Conflict of Interest: No

Figures

**Figure 1**
Leptin normalization of blood glucose levels in uDM. (a) Type 1 diabetes is characterized by diabetic hyperglycemia and both insulin and leptin deficiency due to the loss of pancreatic β-cells and the depletion of adipose tissue stores, respectively.

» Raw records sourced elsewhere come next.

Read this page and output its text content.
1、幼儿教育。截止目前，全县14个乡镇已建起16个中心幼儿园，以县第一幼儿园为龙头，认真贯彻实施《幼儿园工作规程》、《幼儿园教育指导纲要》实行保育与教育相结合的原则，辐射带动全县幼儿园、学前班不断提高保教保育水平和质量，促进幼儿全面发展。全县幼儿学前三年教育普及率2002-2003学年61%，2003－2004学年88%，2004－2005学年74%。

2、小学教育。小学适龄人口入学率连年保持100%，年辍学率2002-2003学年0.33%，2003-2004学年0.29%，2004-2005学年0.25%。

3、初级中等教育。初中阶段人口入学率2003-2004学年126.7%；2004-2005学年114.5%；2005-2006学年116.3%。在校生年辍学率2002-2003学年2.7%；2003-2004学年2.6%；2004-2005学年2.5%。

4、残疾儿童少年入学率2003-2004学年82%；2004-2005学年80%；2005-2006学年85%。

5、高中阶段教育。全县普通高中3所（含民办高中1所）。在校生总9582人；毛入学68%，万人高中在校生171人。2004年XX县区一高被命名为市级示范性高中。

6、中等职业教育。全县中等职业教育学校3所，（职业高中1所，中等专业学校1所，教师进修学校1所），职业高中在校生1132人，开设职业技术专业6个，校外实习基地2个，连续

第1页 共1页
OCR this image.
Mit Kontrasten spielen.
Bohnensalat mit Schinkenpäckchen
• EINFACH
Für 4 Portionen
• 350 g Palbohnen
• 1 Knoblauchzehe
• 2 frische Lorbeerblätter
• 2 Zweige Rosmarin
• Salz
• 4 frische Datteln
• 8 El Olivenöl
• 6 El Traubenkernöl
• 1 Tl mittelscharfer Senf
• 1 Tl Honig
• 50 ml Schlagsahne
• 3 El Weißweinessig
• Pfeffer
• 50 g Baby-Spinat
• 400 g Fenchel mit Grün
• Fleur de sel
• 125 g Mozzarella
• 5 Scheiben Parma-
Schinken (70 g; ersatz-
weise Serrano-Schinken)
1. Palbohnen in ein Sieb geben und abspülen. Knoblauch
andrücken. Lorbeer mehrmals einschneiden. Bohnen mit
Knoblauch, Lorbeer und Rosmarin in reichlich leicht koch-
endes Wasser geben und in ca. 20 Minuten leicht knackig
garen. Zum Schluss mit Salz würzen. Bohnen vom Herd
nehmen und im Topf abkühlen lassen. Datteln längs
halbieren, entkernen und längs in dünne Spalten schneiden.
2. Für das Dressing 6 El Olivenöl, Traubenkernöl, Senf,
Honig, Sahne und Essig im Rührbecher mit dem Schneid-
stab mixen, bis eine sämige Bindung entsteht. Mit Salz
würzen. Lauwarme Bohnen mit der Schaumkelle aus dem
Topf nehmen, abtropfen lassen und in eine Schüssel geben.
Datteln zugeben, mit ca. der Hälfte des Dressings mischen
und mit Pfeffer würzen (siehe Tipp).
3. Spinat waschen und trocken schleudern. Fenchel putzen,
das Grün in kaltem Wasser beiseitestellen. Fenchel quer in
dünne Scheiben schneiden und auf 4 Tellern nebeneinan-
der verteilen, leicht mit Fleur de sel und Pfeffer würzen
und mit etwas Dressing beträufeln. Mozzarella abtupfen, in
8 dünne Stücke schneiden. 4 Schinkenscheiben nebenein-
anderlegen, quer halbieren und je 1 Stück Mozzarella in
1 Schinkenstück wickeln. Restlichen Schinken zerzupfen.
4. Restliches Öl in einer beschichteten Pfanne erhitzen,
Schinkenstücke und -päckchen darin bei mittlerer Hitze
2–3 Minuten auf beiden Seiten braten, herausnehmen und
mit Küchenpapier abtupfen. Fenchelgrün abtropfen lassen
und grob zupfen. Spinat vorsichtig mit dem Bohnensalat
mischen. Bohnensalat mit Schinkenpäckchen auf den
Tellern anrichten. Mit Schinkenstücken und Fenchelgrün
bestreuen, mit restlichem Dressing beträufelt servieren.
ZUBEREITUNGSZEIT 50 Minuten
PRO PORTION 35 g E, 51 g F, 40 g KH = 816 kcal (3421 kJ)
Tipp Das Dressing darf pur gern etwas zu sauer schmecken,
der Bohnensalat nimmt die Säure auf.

This diabetic hyperglycemia is due to both reduced glucose uptake in peripheral tissues and increased rates of hepatic glucose production, in part due to increased glucagon secretion from pancreatic β-cells. (b) Leptin administration directly into the brain normalizes diabetic hyperglycemia in uDM by both potently suppressing hepatic glucose production, as well as increasing glucose uptake despite persistent severe insulin deficiency, an effect associated with normalization of elevated plasma glucagon levels.[79]

**Figure 2**
Model of CNS leptin regulation of glucose metabolism. Leptin is secreted by adipocytes, enters the CNS, and acts on its receptor expressed in key brain areas that regulate metabolism. Leptin inhibits neuropeptide and agouti-related peptide (NPY/AgRP) neurons and stimulates pro-opiomelanocortin (POMC) neurons in the ARC, responses that promote glucose uptake in peripheral tissues and the suppression of glucose production from the liver. In addition, leptin action in the VMH stimulates glucose uptake in peripheral tissues and this brain area is also implicated in the regulation of glucagon secretion. ARC, arcuate nucleus; VMH, ventromedial hypothalamus; PVN, paraventricular nucleus; Mc4r; melanocortin-4 receptor; LepRb, leptin receptor; BAT, brown adipose tissue.[104]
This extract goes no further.